The spoof Famous Five title sold 45% extra in volume on the highest single week for any Ladybird Books for Grown-Up title, How it Works: The Husband (Michael Joseph), which hit its peak this time last year. Five on Brexit Island has now sold 345,414 copies in total, worth £1.8m. It has increased in volume week on week for every one of the eight weeks it has been on sale, climbing 7% last week.
Combined, the Famous Five series has sold 787,787 copies since its release in November, but Five on Brexit Island is undoubtedly the jewel in its crown, shifting 44% of that total single-handedly. Not bad for a book that no one could have dreamed would exist in January 2016.

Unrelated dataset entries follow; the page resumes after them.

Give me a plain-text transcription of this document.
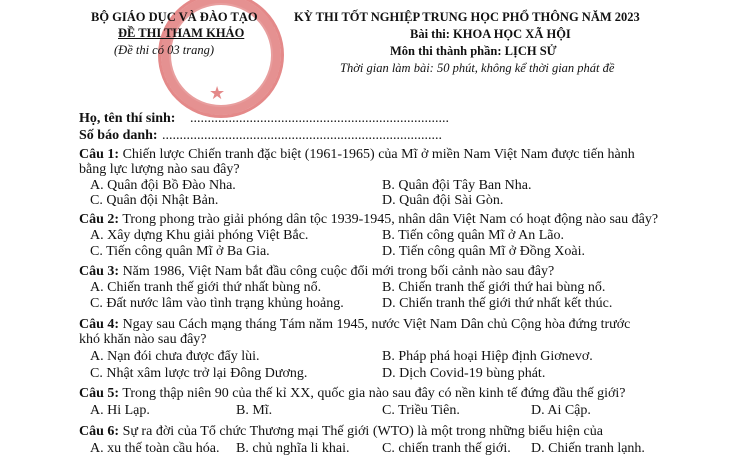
★
BỘ GIÁO DỤC VÀ ĐÀO TẠO
ĐỀ THI THAM KHẢO
(Đề thi có 03 trang)
KỲ THI TỐT NGHIỆP TRUNG HỌC PHỔ THÔNG NĂM 2023
Bài thi: KHOA HỌC XÃ HỘI
Môn thi thành phần: LỊCH SỬ
Thời gian làm bài: 50 phút, không kể thời gian phát đề
Họ, tên thí sinh: ..........................................................................
Số báo danh: ................................................................................
Câu 1: Chiến lược Chiến tranh đặc biệt (1961-1965) của Mĩ ở miền Nam Việt Nam được tiến hành
bằng lực lượng nào sau đây?
A. Quân đội Bồ Đào Nha.	B. Quân đội Tây Ban Nha.
C. Quân đội Nhật Bản.	D. Quân đội Sài Gòn.
Câu 2: Trong phong trào giải phóng dân tộc 1939-1945, nhân dân Việt Nam có hoạt động nào sau đây?
A. Xây dựng Khu giải phóng Việt Bắc.	B. Tiến công quân Mĩ ở An Lão.
C. Tiến công quân Mĩ ở Ba Gia.	D. Tiến công quân Mĩ ở Đồng Xoài.
Câu 3: Năm 1986, Việt Nam bắt đầu công cuộc đổi mới trong bối cảnh nào sau đây?
A. Chiến tranh thế giới thứ nhất bùng nổ.	B. Chiến tranh thế giới thứ hai bùng nổ.
C. Đất nước lâm vào tình trạng khủng hoảng.	D. Chiến tranh thế giới thứ nhất kết thúc.
Câu 4: Ngay sau Cách mạng tháng Tám năm 1945, nước Việt Nam Dân chủ Cộng hòa đứng trước
khó khăn nào sau đây?
A. Nạn đói chưa được đẩy lùi.	B. Pháp phá hoại Hiệp định Giơnevơ.
C. Nhật xâm lược trở lại Đông Dương.	D. Dịch Covid-19 bùng phát.
Câu 5: Trong thập niên 90 của thế kỉ XX, quốc gia nào sau đây có nền kinh tế đứng đầu thế giới?
A. Hi Lạp.	B. Mĩ.	C. Triều Tiên.	D. Ai Cập.
Câu 6: Sự ra đời của Tổ chức Thương mại Thế giới (WTO) là một trong những biểu hiện của
A. xu thế toàn cầu hóa. B. chủ nghĩa li khai. C. chiến tranh thế giới. D. Chiến tranh lạnh.
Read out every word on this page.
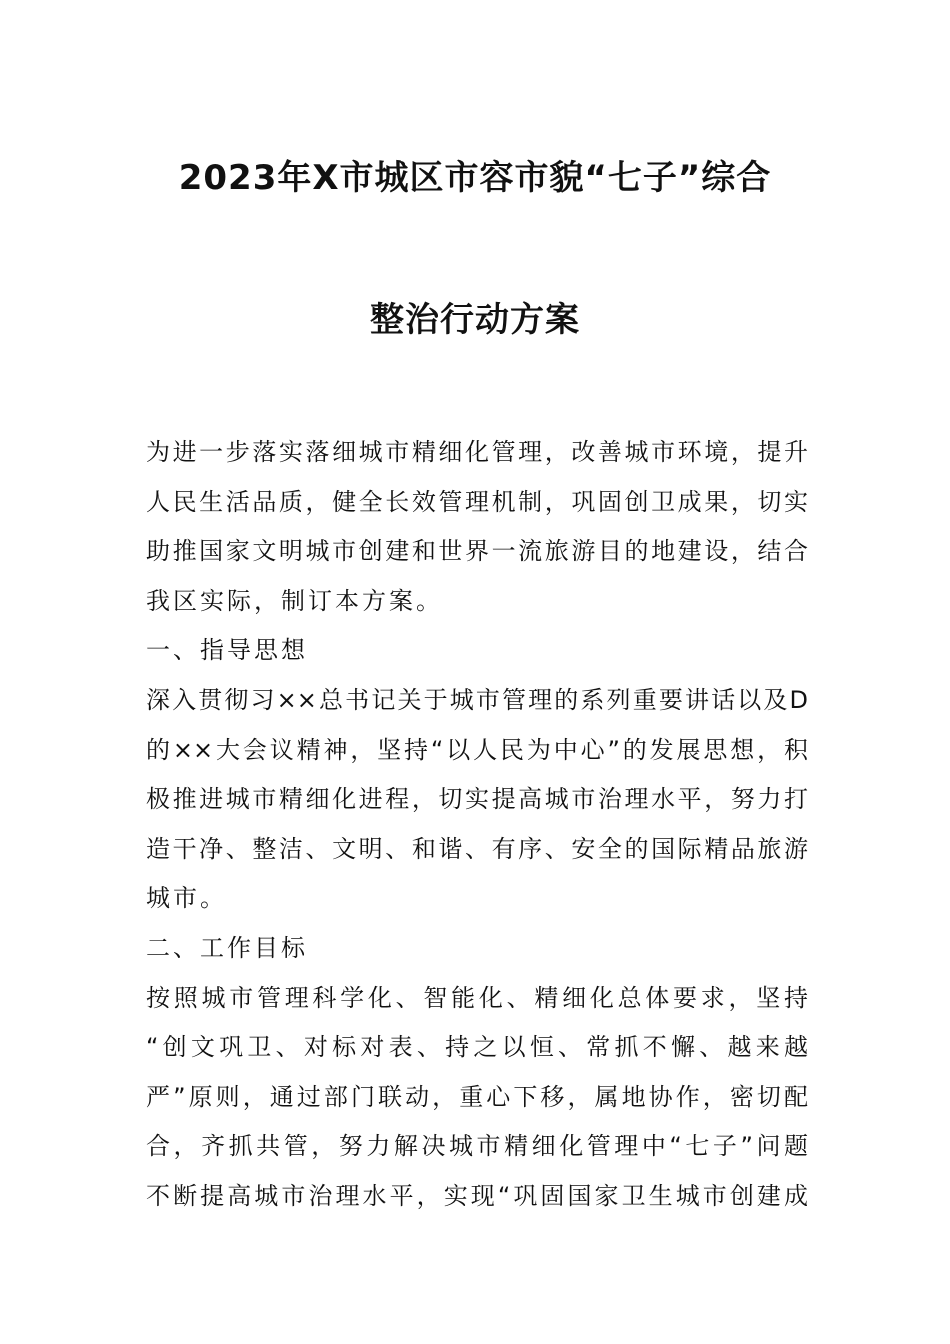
2023年X市城区市容市貌“七子”综合
整治行动方案
为进一步落实落细城市精细化管理，改善城市环境，提升
人民生活品质，健全长效管理机制，巩固创卫成果，切实
助推国家文明城市创建和世界一流旅游目的地建设，结合
我区实际，制订本方案。
一、指导思想
深入贯彻习××总书记关于城市管理的系列重要讲话以及D
的××大会议精神，坚持“以人民为中心”的发展思想，积
极推进城市精细化进程，切实提高城市治理水平，努力打
造干净、整洁、文明、和谐、有序、安全的国际精品旅游
城市。
二、工作目标
按照城市管理科学化、智能化、精细化总体要求，坚持
“创文巩卫、对标对表、持之以恒、常抓不懈、越来越
严”原则，通过部门联动，重心下移，属地协作，密切配
合，齐抓共管，努力解决城市精细化管理中“七子”问题
不断提高城市治理水平，实现“巩固国家卫生城市创建成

The Midnight Gang dropped to third place, declining 16,000 copies on its volume for Christmas number one a week ago. It was outsold by Guinness World Records 2017 by a scant 484 copies—and just beat fourth-placed The GCHQ Puzzle Book (Michael Joseph) by 589 copies. (Were all three lined up next to the bookshop tills for stressed-out gift shoppers to grab?) However, Walliams won’t have had a blue Christmas—his newest title is currently his seventh-bestselling ever after just two months on sale, and is closing in on the 16-month total volume of 2015 hit Grandpa’s Great Escape.
The GCHQ Puzzle Book’s rapid rise from the doldrums of the Top 50 to the top five came out of nowhere—and despite charting fourth, it was the most valuable title of last week’s chart, bringing in £646,316.
Joe Wicks’ Lean in 15: The Sustain Plan (Bluebird) may have become the first diet book ever to hit the top 10 the week before Christmas, although it was beaten by another, er, health title—Five Give up the Booze, by 600 copies.
This could also be the first year ever two playscripts have appeared in the pre-Christmas top 20—both, of course, being Harry Potter-related, with J K Rowling’s Fantastic Beasts and Where to Find Them shifting 48,226 copies to take fifth place, and Rowling, Jack Thorne and John Tiffany's Harry Potter and the Cursed Child (Little, Brown) in 19th, with 25,784 units shifted.
Sarah Perry’s The Essex Serpent (Serpent's Tail) held the Original Fiction number one for a second week, increasing 31% in volume and slithering into the overall top 20 for the first time. Paula Hawkins' The Girl on the Train (Black Swan) chugged into a 29th week as Mass Market Fiction number one, matching its total for weeks spent in the Original Fiction top spot over 2015.
In sharp contrast to the value of the pound, the integrity of the political landscape or the lives of beloved celebrities, 2016 has only been good for the print market—and last week it continued to soar, with a volume of 9.4 million books sold and £83.3m made. This is a 9.7% jump in value week on week and a dazzling 10.9% increase on 2015’s last full week of shopping before Christmas. This was the biggest two-week run-up to 25th December since pre-recession (and pre-digital revolution) 2007.
For the year overall, value hit £1.56bn—5.1% up on the 52 weeks of 2015, with a whole week of this year still to go.